É inegável que a finalidade expressa na Carta é justa, oportuna e urgente, diante de uma questão social tão sensível como o da Segurança Pública, num contexto de avanço sistemático e continuado do crime organizado em todo o país. A barbárie praticada pelo governo do Rio de Janeiro no último dia 28 de outubro, afrontando o Estado Democrático de Direito, trouxe à tona um debate acirrado, permeado por ideias e propostas inaceitáveis defendidas pela ultradireita como, por exemplo, a de enquadrar legalmente as facções criminosas, que operam o narcotráfico, como terroristas, condição que, se porventura efetivada, colocará em xeque a soberania nacional.
Para o enfrentamento dessa situação crítica, contudo, penso que o melhor seria criar-se uma Sala de Situação, igualmente vinculada à Presidência da República, em vez de uma Secretaria Especial de Segurança Pública. Tal Sala, que poderia ser coordenada pela Casa Civil ou mesmo pela Secretaria Nacional de Segurança Pública, órgão já existente no Ministério da Justiça, seria composta por representantes de diversos ministérios pertinentes, dentre eles a Casa Civil, o Ministério da Justiça, o Ministério da Defesa, o Ministério da Igualdade Racial, o Ministério dos Direitos Humanos, o Ministério da Comunicação Social, a Secretaria de Assuntos Institucionais, o Ministério da Fazenda/Receita Federal, a Secretaria Geral e o Ministério do Planejamento, além de representantes da Polícia Federal e da Polícia Rodoviária Federal.
Para os signatários da Carta o conceito de Sala de Situação não é estranho, contudo, tendo em vista um público mais amplo, que ainda o desconhece, é importante oferecer esclarecimentos a respeito.

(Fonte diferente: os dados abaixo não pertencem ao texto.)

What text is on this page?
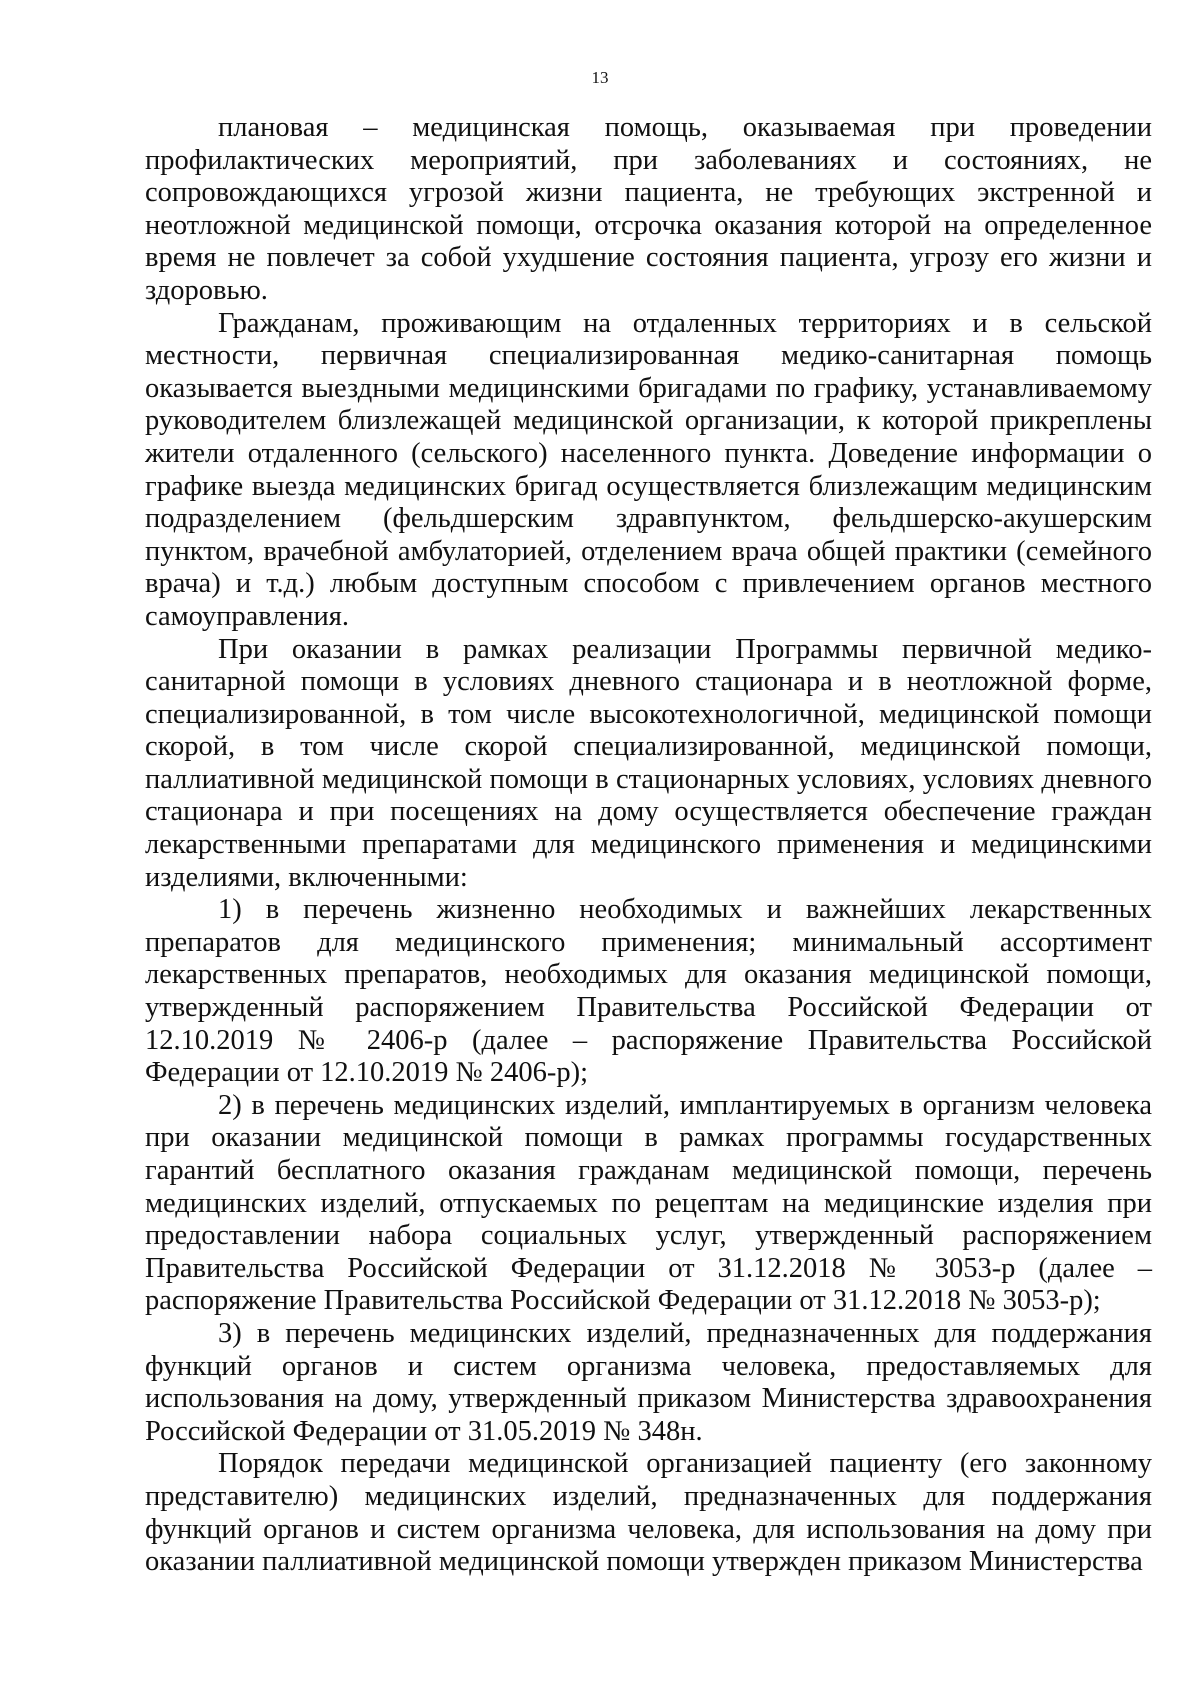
13

плановая – медицинская помощь, оказываемая при проведении профилактических мероприятий, при заболеваниях и состояниях, не сопровождающихся угрозой жизни пациента, не требующих экстренной и неотложной медицинской помощи, отсрочка оказания которой на определенное время не повлечет за собой ухудшение состояния пациента, угрозу его жизни и здоровью.

Гражданам, проживающим на отдаленных территориях и в сельской местности, первичная специализированная медико-санитарная помощь оказывается выездными медицинскими бригадами по графику, устанавливаемому руководителем близлежащей медицинской организации, к которой прикреплены жители отдаленного (сельского) населенного пункта. Доведение информации о графике выезда медицинских бригад осуществляется близлежащим медицинским подразделением (фельдшерским здравпунктом, фельдшерско-акушерским пунктом, врачебной амбулаторией, отделением врача общей практики (семейного врача) и т.д.) любым доступным способом с привлечением органов местного самоуправления.

При оказании в рамках реализации Программы первичной медико-санитарной помощи в условиях дневного стационара и в неотложной форме, специализированной, в том числе высокотехнологичной, медицинской помощи скорой, в том числе скорой специализированной, медицинской помощи, паллиативной медицинской помощи в стационарных условиях, условиях дневного стационара и при посещениях на дому осуществляется обеспечение граждан лекарственными препаратами для медицинского применения и медицинскими изделиями, включенными:

1) в перечень жизненно необходимых и важнейших лекарственных препаратов для медицинского применения; минимальный ассортимент лекарственных препаратов, необходимых для оказания медицинской помощи, утвержденный распоряжением Правительства Российской Федерации от 12.10.2019 № 2406-р (далее – распоряжение Правительства Российской Федерации от 12.10.2019 № 2406-р);

2) в перечень медицинских изделий, имплантируемых в организм человека при оказании медицинской помощи в рамках программы государственных гарантий бесплатного оказания гражданам медицинской помощи, перечень медицинских изделий, отпускаемых по рецептам на медицинские изделия при предоставлении набора социальных услуг, утвержденный распоряжением Правительства Российской Федерации от 31.12.2018 № 3053-р (далее – распоряжение Правительства Российской Федерации от 31.12.2018 № 3053-р);

3) в перечень медицинских изделий, предназначенных для поддержания функций органов и систем организма человека, предоставляемых для использования на дому, утвержденный приказом Министерства здравоохранения Российской Федерации от 31.05.2019 № 348н.

Порядок передачи медицинской организацией пациенту (его законному представителю) медицинских изделий, предназначенных для поддержания функций органов и систем организма человека, для использования на дому при оказании паллиативной медицинской помощи утвержден приказом Министерства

Resumidamente, Sala de Situação é um centro de comando, equipado com ferramentas tecnológicas, que reúne, num ambiente físico ou virtual, equipes multidisciplinares para monitorar, analisar e responder a eventos críticos e inesperados em tempo real, possibilitando uma compreensão atualizada da situação. A equipe na Sala de Situação pode se comunicar rapidamente com equipes no campo, partes interessadas, autoridades relevantes e outros envolvidos, circunstância essencial para compartilhar informações críticas e tomar decisões ágeis e colaborativas. A Sala de Situação reúne informações de várias fontes e as organiza de maneira coerente. Isso permite uma visão abrangente da situação e ajuda na análise de dados em tempo real, permitindo às equipes avaliar cenários, identificar riscos e implementar estratégias e planos de ação coordenados. Além de gerenciar a crise, a Sala de Situação pode ser usada para informar o público, partes interessadas e a imprensa sobre a situação atual, as ações em andamento e quaisquer medidas de segurança necessárias. Por fim, mas não menos importante, cabe considerar o caráter coletivo e integrador da Sala de Situação, suprindo uma lacuna recorrente de fragmentação governamental.

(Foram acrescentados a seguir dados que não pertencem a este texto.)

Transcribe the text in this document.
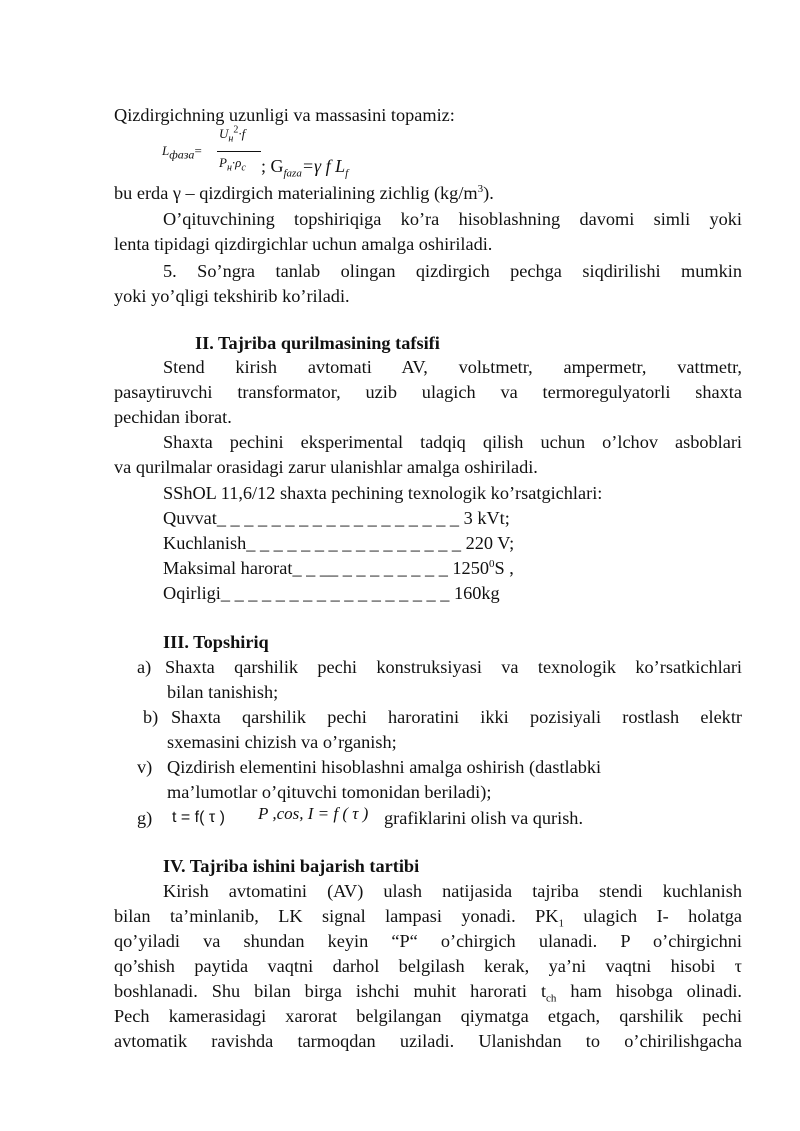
Qizdirgichning uzunligi va massasini topamiz:
$L_{фаза}=$
$U_н^2\cdot f$
$P_н\cdot\rho_c$ ; $G_{faza}=\gamma$ f $L_f$
bu erda γ – qizdirgich materialining zichlig $(kg/m^3)$.
O’qituvchining topshiriqiga ko’ra hisoblashning davomi simli yoki
lenta tipidagi qizdirgichlar uchun amalga oshiriladi.
5. So’ngra tanlab olingan qizdirgich pechga siqdirilishi mumkin
yoki yo’qligi tekshirib ko’riladi.
II. Tajriba qurilmasining tafsifi
Stend kirish avtomati AV, volьtmetr, ampermetr, vattmetr,
pasaytiruvchi transformator, uzib ulagich va termoregulyatorli shaxta
pechidan iborat.
Shaxta pechini eksperimental tadqiq qilish uchun o’lchov asboblari
va qurilmalar orasidagi zarur ulanishlar amalga oshiriladi.
SShOL 11,6/12 shaxta pechining texnologik ko’rsatgichlari:
Quvvat_ _ _ _ _ _ _ _ _ _ _ _ _ _ _ _ _ _ 3 kVt;
Kuchlanish_ _ _ _ _ _ _ _ _ _ _ _ _ _ _ _ 220 V;
Maksimal harorat_ _ __ _ _ _ _ _ _ _ _ 1250$^0$S ,
Oqirligi_ _ _ _ _ _ _ _ _ _ _ _ _ _ _ _ _ 160kg
III. Topshiriq
a) Shaxta qarshilik pechi konstruksiyasi va texnologik ko’rsatkichlari
bilan tanishish;
b) Shaxta qarshilik pechi haroratini ikki pozisiyali rostlash elektr
sxemasini chizish va o’rganish;
v) Qizdirish elementini hisoblashni amalga oshirish (dastlabki
ma’lumotlar o’qituvchi tomonidan beriladi);
g) t = f( τ )	P ,cos, I = f ( τ ) grafiklarini olish va qurish.
IV. Tajriba ishini bajarish tartibi
Kirish avtomatini (AV) ulash natijasida tajriba stendi kuchlanish
bilan ta’minlanib, LK signal lampasi yonadi. $PK_1$ ulagich I- holatga
qo’yiladi va shundan keyin “P“ o’chirgich ulanadi. P o’chirgichni
qo’shish paytida vaqtni darhol belgilash kerak, ya’ni vaqtni hisobi τ
boshlanadi. Shu bilan birga ishchi muhit harorati $t_{ch}$ ham hisobga olinadi.
Pech kamerasidagi xarorat belgilangan qiymatga etgach, qarshilik pechi
avtomatik ravishda tarmoqdan uziladi. Ulanishdan to o’chirilishgacha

Salvo melhor juízo, a proposta de criação de uma Secretaria Especial de Segurança Pública, com status ministerial, tal como preconizam os signatários da Carta, além de demandar uma estrutura burocrática consistente, exigirá sua institucionalização por via de projeto de lei, fato que inevitavelmente acarretará um debate acalorado e obstrutivo no Congresso Nacional, correndo-se o risco de demora na sua tramitação e, ainda, ao fim e ao cabo, de não obter aprovação. Por que correr esses riscos?
A Sala de Situação, além de cumprir adequadamente o desiderato pretendido, inclusive acumulando experiência e favorecendo a transição para a institucionalização de um novo Projeto Nacional de Segurança Pública e de um futuro Ministério de Segurança Pública, pode ser instituída por decreto presidencial e implementada de imediato, daí sua pertinência superior.
José Machado – Foi Prefeito de Piracicaba/SP e Deputado Federal (PT/SP)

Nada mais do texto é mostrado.